Exchanging your license is actually a fairly simple process – it can just be extremely long. If you are a resident of Tokyo, there are three different Licensing Center’s to choose from. You can go to Fuchu Driver’s License Center, Samezu, or Koto. They all accept applications from 8:30AM – 11:00AM and 1:00PM – 3:00PM. According to the staff at Samezu, going to Koto is faster because they only process explanations from exempt countries. I would just go to whichever is the closest to your house since you have to go early in the morning either way. If you go in the afternoon you will likely need to make a second trip. I arrived at 7:45AM and left at around 4PM. At least the Samezu Driver’s License Center as a cafeteria open for lunch! The flow goes something like this:
- Get in line for Foreign License Exchange (外国免許の切替). They check your license and residence card and give you an application.
- Fill out the application. Wait to be called up again.
- Hand in documents for inspection. The counter staff makes sure you have everything. If you CANNOT speak Japanese, bring a translator with you. You will need to explain certain documents.
- Then you wait. Forever.
- Number is called and they tell you if you passed inspection or not. I passed but I am confident that they will tell you why if you don’t.
- Pay fee and go get eyes tested.
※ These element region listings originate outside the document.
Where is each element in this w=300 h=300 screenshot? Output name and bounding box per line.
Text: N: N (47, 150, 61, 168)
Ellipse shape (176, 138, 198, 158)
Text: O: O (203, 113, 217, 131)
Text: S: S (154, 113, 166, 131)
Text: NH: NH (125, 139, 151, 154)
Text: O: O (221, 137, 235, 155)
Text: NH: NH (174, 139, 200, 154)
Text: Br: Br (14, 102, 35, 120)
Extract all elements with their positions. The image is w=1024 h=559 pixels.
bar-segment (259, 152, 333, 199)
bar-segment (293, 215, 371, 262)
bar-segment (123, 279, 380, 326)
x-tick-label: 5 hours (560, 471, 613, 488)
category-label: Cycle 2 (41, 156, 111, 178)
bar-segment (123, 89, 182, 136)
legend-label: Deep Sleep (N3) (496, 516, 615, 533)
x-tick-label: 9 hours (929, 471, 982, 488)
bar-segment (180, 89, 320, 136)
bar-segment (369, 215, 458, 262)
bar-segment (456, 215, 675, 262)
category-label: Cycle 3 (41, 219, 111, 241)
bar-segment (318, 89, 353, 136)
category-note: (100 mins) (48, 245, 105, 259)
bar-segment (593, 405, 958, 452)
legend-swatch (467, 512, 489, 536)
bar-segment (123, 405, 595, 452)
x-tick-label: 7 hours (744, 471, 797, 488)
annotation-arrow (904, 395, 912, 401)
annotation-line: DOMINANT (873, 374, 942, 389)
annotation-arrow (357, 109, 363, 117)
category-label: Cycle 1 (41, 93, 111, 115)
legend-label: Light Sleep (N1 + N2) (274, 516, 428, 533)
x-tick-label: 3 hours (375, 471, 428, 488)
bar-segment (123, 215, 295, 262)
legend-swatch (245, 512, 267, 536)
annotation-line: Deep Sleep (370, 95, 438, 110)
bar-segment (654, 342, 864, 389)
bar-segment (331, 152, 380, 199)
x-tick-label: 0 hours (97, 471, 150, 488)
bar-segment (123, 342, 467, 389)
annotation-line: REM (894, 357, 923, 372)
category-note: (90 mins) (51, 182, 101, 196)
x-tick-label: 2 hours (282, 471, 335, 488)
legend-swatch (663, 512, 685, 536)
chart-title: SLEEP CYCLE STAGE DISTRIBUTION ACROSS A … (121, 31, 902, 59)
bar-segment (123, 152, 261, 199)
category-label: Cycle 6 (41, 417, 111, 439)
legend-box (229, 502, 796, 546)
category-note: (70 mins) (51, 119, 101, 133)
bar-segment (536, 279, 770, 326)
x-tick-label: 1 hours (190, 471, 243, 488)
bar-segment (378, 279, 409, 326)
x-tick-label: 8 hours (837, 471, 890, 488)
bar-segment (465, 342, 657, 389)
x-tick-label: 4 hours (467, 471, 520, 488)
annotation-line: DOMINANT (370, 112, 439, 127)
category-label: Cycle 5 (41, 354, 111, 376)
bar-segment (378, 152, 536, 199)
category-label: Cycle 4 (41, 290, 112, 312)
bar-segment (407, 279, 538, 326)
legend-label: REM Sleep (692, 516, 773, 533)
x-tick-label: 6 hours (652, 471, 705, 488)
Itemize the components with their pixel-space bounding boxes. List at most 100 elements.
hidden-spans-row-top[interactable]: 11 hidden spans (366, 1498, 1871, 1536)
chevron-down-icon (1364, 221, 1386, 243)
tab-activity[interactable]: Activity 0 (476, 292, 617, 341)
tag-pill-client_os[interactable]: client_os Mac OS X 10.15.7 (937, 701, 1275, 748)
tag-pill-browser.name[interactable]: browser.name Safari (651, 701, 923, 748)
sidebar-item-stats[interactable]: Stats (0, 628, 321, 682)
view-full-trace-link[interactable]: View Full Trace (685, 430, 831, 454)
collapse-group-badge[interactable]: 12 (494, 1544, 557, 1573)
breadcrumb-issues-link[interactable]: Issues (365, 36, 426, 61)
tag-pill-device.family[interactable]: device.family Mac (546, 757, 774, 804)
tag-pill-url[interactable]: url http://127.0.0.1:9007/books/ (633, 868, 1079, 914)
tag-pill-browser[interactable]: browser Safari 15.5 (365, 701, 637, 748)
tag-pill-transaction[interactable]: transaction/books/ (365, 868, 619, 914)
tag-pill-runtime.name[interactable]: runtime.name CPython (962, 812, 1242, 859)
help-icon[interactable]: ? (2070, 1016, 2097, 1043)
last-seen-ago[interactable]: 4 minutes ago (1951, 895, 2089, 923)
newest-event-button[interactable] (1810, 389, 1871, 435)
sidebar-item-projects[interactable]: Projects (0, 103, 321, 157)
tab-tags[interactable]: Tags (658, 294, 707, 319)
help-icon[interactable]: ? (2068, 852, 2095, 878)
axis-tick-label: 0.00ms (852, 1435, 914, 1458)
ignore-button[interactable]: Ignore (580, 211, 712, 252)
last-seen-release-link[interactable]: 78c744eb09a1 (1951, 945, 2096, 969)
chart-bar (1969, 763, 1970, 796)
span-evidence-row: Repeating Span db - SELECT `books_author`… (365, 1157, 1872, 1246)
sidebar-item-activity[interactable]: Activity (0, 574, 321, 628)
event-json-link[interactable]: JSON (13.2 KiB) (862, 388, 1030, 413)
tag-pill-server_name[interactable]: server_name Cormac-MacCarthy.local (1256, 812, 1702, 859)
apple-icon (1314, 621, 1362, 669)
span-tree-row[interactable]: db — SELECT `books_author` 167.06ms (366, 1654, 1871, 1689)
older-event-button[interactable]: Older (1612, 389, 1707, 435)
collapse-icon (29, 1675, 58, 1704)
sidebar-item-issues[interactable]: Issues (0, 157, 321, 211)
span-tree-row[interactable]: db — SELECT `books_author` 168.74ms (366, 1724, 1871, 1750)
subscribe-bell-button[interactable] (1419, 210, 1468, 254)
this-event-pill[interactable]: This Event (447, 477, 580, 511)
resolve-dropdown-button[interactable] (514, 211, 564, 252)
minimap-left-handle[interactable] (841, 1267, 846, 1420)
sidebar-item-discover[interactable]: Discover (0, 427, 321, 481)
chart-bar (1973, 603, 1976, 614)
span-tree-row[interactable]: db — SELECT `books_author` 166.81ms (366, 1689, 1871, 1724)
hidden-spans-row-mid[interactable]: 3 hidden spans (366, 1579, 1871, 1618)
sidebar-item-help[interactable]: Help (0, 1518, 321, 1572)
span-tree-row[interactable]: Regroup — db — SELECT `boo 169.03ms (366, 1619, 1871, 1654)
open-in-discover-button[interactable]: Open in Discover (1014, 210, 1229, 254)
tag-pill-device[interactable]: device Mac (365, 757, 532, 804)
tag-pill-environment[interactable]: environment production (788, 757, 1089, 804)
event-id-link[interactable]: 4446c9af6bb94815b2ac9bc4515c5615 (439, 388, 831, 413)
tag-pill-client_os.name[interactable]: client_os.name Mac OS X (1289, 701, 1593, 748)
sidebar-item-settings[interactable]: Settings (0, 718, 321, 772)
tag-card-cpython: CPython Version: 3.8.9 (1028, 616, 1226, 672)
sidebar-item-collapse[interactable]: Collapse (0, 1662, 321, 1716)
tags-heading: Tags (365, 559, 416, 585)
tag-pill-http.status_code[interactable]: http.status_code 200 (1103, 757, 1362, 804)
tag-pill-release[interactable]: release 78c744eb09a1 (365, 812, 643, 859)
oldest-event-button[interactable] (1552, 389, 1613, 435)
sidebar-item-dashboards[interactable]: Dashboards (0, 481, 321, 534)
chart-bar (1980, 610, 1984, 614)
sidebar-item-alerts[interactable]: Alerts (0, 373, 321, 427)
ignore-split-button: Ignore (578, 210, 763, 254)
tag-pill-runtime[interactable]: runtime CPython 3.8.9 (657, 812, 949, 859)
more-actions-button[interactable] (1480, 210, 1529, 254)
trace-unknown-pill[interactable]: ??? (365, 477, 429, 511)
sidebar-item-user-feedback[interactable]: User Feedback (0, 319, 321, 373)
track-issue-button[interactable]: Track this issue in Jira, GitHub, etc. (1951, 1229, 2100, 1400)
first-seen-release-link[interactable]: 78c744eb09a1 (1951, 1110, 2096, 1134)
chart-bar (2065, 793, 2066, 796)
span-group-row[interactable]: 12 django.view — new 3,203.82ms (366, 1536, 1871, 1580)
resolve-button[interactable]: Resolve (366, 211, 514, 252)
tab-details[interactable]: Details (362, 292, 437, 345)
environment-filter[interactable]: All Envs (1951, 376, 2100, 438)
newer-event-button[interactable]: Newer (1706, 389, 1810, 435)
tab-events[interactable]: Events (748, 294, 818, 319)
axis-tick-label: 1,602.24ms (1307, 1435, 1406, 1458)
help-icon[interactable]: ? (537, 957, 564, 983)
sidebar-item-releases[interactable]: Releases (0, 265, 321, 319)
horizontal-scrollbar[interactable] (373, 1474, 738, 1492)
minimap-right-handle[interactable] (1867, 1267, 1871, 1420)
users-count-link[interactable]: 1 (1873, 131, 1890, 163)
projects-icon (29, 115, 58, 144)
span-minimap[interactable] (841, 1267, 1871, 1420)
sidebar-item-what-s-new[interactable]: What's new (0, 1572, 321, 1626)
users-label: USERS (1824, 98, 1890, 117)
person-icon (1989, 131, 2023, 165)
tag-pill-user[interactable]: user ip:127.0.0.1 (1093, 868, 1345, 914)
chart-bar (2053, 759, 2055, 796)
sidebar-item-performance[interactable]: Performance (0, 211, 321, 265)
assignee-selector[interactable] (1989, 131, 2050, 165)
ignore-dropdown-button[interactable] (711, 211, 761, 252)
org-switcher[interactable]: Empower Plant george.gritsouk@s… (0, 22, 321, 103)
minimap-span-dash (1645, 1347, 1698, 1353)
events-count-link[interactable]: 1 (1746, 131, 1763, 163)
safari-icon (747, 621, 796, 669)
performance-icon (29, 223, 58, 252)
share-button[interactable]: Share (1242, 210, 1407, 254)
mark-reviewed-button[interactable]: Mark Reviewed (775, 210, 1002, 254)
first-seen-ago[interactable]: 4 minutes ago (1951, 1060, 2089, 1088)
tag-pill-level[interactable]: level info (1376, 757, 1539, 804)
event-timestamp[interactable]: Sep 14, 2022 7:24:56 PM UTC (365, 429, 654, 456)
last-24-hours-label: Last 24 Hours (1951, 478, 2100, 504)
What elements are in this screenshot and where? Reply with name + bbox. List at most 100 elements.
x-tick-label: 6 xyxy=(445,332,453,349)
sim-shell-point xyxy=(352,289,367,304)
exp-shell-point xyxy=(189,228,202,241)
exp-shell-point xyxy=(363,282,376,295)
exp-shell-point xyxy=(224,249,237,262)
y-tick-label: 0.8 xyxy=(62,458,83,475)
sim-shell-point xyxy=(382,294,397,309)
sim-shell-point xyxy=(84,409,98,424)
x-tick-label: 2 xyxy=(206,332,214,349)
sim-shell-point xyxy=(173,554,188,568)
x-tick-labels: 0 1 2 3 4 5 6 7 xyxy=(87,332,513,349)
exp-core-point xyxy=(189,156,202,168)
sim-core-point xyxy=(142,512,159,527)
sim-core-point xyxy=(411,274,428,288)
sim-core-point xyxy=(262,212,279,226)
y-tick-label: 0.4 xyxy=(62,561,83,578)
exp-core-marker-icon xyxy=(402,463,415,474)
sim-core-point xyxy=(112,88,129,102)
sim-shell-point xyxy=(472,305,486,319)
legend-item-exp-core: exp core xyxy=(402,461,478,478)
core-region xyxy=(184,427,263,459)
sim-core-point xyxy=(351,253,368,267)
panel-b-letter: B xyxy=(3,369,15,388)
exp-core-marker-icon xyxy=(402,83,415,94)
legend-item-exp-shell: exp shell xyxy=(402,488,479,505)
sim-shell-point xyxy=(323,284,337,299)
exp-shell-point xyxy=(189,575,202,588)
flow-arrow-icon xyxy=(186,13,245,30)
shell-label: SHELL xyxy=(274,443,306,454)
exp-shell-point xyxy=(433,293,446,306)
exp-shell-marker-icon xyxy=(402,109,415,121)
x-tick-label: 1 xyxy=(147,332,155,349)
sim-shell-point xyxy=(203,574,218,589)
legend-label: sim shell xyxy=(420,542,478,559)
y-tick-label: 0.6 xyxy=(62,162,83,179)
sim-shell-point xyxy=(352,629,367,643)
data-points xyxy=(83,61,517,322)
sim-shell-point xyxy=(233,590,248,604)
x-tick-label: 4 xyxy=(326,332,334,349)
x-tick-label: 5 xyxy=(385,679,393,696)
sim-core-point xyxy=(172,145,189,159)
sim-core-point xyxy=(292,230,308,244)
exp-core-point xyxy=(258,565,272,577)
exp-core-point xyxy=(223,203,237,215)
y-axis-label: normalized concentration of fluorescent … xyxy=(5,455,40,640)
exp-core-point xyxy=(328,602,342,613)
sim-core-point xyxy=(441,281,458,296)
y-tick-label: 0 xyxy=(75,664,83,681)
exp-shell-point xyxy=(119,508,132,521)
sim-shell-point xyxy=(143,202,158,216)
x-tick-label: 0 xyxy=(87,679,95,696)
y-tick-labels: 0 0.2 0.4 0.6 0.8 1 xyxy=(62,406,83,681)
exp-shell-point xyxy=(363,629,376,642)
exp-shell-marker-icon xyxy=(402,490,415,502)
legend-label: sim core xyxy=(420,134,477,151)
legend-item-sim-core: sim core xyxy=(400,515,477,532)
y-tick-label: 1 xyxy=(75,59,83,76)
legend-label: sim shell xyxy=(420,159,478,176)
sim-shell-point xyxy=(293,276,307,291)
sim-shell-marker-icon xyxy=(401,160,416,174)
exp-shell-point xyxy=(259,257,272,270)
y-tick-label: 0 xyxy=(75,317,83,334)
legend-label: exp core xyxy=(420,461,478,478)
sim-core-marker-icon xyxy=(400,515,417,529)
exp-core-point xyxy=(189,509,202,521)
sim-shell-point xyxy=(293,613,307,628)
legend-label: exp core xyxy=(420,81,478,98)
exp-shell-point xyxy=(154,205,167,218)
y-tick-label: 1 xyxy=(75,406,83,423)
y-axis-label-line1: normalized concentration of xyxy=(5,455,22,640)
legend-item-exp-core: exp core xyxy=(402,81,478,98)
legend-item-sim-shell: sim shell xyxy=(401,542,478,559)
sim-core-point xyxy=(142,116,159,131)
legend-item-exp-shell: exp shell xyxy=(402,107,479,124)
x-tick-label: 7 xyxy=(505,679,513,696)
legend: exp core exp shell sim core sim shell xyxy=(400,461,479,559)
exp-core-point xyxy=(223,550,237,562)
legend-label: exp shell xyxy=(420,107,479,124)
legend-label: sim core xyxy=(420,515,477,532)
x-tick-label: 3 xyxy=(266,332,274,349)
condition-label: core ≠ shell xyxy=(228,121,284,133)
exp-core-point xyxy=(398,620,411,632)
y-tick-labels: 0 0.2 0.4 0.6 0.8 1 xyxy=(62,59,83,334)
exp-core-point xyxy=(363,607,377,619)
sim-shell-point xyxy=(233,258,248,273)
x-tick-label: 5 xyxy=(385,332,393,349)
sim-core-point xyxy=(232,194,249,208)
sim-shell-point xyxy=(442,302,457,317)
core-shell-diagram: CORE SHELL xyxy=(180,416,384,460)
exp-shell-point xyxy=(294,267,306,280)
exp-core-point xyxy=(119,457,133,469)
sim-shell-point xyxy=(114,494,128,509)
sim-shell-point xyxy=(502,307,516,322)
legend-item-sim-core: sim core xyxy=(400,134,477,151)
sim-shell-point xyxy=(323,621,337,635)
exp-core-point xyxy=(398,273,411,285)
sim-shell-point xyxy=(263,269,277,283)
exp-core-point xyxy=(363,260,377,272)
If you can’t pass, you don’t get a refund.
- Get in the Foreign License Exchange Line when finished.
- Make passwords for your license at machine. Do not lose the slip they are printed on or throw it away.
- Wait more. Go get your picture taken.
- Wait for license will all other people. This can take awhile. It includes Japanese renewals too.
- Go home.
Getting your license can be extremely beneficial to life in Japan. There are many jobs that require you to have a license. There’s also the benefit of having government I.D. that is not your resident card. You can also go on even more vacations if you have a Japanese license! I haven’t driven in probably six years but I’m pretty excited to have a new license. Of course, I don’t plan on driving anywhere in Tokyo and I am going to have to learn how to drive on the other side of the road…but it will certainly be a great adventure! Looking forward to it!